Desarrollo de tu bebé

En esta semana a tu pequeño ya se le distinguen, en su carita, párpados, cejas y pestañas.

En la semana 22 de embarazo tu bebé mide alrededor de 28 centímetros desde coronilla a nalgas, y pesa unos 420 gramos.

A partir de ahora su cerebro aumentará unos 90 gramos cada mes. Ahora sus huesos tienen médula ósea, por lo que pueden producir glóbulos rojos.

El hígado empieza a funcionar sobre la semana 10, pero la capacidad que tiene para metabolizar la bilirrubina y producir bilis no comienza hasta poco antes de nacer.

Por este motivo hay muchos bebés prematuros que tienen la llamada “ictericia” predisposición a ponerse amarillos.

Cada vez serán más evidentes los movimientos de tu pequeño, en esta semana 22 de embarazo, ya sentirás que tu útero está un poco por encima de tu ombligo.

La piel de tu bebé va almacenando capas de grasita bajo la piel, es algo esencial para que el sistema nervioso de desarrolle completamente. Cada vez se verán menos las venas bajo su piel.

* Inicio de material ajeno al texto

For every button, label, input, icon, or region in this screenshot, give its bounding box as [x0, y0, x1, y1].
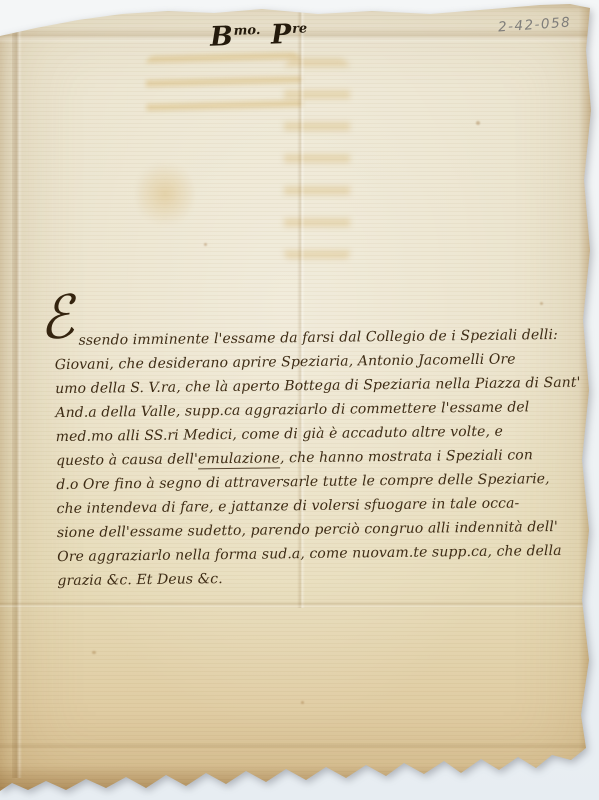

Tu pequeño ya puede experimentar cambios en su estado de ánimo. Se ríe, se enfada incluso puede llorar dentro de tu útero.

Cambios en tu cuerpo

A estas alturas del embarazo ya habrás engordado entre 4 y 6 kilos y la cintura se va borrando, tranquila, si te cuidas, volverás a tenerla unos meses después del parto.

Puede que empieces a experimentar algunas complicaciones con la circulación, como consecuencia sentirás hinchazón, pesadez en manos y piernas.

No te preocupes por el tamaño y forma de tu pancita, porque cada cuerpo es un mundo y cada una tenemos un desarrollo completamente diferente.

Probablemente las náuseas del primer trimestre ya no las sientas y tengas apetito de nuevo.

Si tienes algun tipo de malestar en la espalda baja o pesadez, no tomes ningun tipo de medicamente sin que te lo recete un médico.

Preguntas Frecuentes

¿Qué sentimientos puede experimentar mi bebe dentro del útero?

Algunos estudios indican que a partir del cuarto mes de embarazo, tu bebé tiene sensaciones parecidas a las que se presentan cuando está recién nacido. Esto significa que aunque no tiene emociones, pues no posee la maduración neurológica para ello, aunque si experimenta los estados en los que tú te encuentres.

Es por eso que debemos cuidar nuestras propias emociones durante el embarazo, pues todo lo que sintamos y vivamos lo transmitiremos al bebé a través del organismo. Está ampliamente comprobado que en los momentos en los que las madres tienen mucha angustia o estrés, los fetos se mueven más y tienen reacciones más intensas que en los estados de calma.

Pero no todo es preocupante. El hecho de que tu bebé experimente todo esto, genera el desarrollo de respuestas naturales a los estímulos que le será muy beneficioso cuando nazca, pues su organismo aprenderá a responder a lo que se le presente.